Thursday, 19 May 2011

Cannes Day 7: The Big Fix

It seems there's been a recent spurt in eco-focused documentaries. That's probably because the ecological crisis is getting harder and harder to ignore.

Readers may remember the acclaimed 2010 documentary GasLand, which was Josh Fox's amazing piece of detective work into the frac'ing process, an extremely harmful method of extracting sub-terranean gas.

Unfortunately, what The Big Fix uncovers is just as bad, and as such, should be declared as mandatory viewing.

Married couple (and co-directors of The Big Fix) Josh and Rebecca Tickle are attempting to continue the campaign surrounding Josh's last feature documentary, Fuel, which had the Tickles drive across the United States in a bio-diesel powered van, spreading the word about reducing fossil fuel dependencies (I never saw it, but it might be worth it to do so - if only to see them drive in a car filled with deep-fry grease).

Unfortunately, on April 20th, 2010, the Deepwater Horizon oil drilling rig exploded, leaking 4.9 million barrels of crude oil before the spill was "contained" months later in July. Distracted from their spreading their earlier message, the Tickles hit the Gulf, bringing their cameras and some eco-friendly celebrities (Jason Mraz, Peter Fonda, Amy Smart) along to back them up.

But it doesn't just stay in Louisiana, the worst-affected area of the oil spill. The Big Fix reveals an excellent (and yet, disgusting) portrayal of how the Gulf of Mexico is still not at all clean, despite official statements and Presidential proclamations. It also provides a brief history of the assassination conspiracies surrounding Huey Long, famous for standing up to Big Oil. Was he taken out to prevent obstacles for further oil expansions?

More questions begin to roll in: Why aren't the oil companies being held responsible for incidents like the Deepwater Horizon when they violate their safety procedures to increase their profits? Why is it acceptable for lobbyists to contribute hundreds of thousands of dollars to political campaigns for pro-oil politicians? And why does Obama's ecological track record look as bad (or worse) than Dubya's, when he was voted in on a green wave of hope? Why is there so much corruption?

It's here that The Big Fix riskily condemns Obama (which could raise a few eyebrows, but fill even more seats) for his negligence regarding the energy crisis and peak oil. Fortunately, the Tickles provide some hard-hitting data, illustrated seamlessly and clearly with evocative, eye-catching infographics. There are a few talking heads, but the filmmakers don't linger for too long. They also manage to succesfully capture some shocking hidden camera footage, which I won't spoil. Needless to say, there's a lot to discuss here.

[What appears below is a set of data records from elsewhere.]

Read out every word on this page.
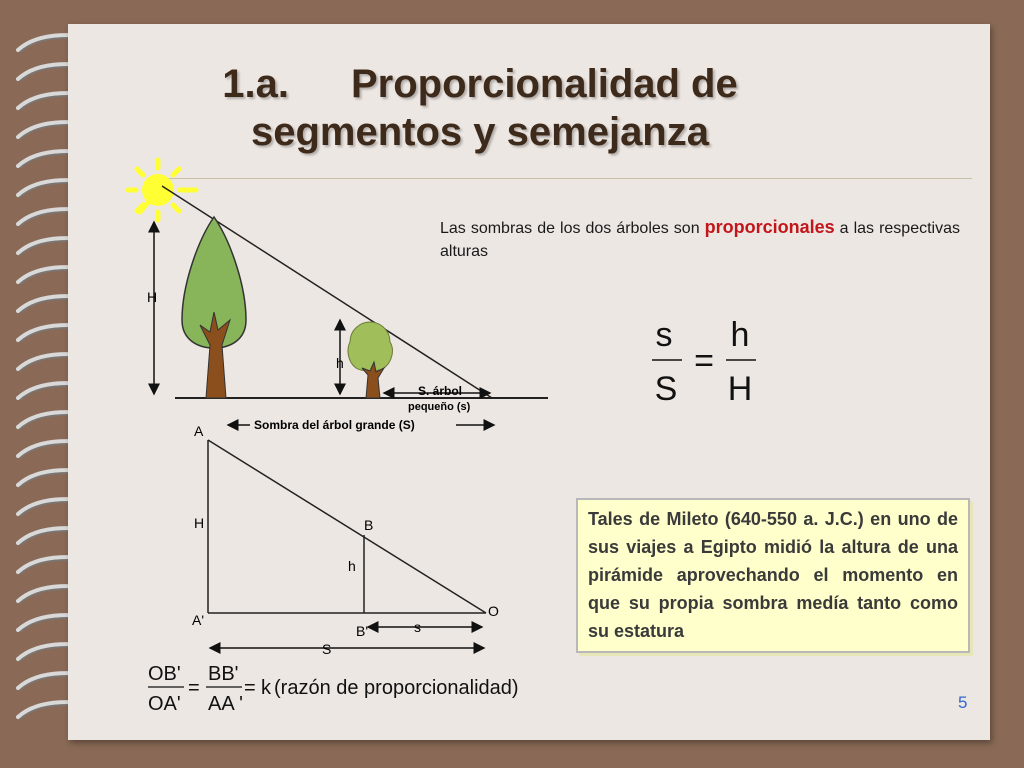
1.a. Proporcionalidad de
segmentos y semejanza
Las sombras de los dos árboles son proporcionales a las respectivas alturas
H
h
S. árbol
pequeño (s)
Sombra del árbol grande (S)
s
S
=
h
H
A
A'
B
B'
O
H
h
s
S
OB'
OA'
=
BB'
AA '
= k (razón de proporcionalidad)
Tales de Mileto (640-550 a. J.C.) en uno de sus viajes a Egipto midió la altura de una pirámide aprovechando el momento en que su propia sombra medía tanto como su estatura
5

The film is so fresh from the editing room that it also includes coverage of the 2011 Japanese earthquake disaster, raising some issues regarding nuclear energy, its overall stability, and the stubbornness about giving it up. What, if anything, have we learned from these awful environmental disasters?

The Big Fix ends with the conclusion that events like the Deepwater Horizon oil spill are nowhere close to being catastrophic enough for the world to get the message about changing fuel habits. As a film, The Big Fix probably a little long, but as an argument it's incredibly strong, scary, and crucially important. The Big Fix is like GasLand mixed with Inside Job, and there's also elements of The Cove. But these are very powerful documentaries - any film that draws comparisons should treat them as a compliment. They should consider banding together, because these films are so connected with their ability to uncover corruption. And sadly, it seems to be everywhere.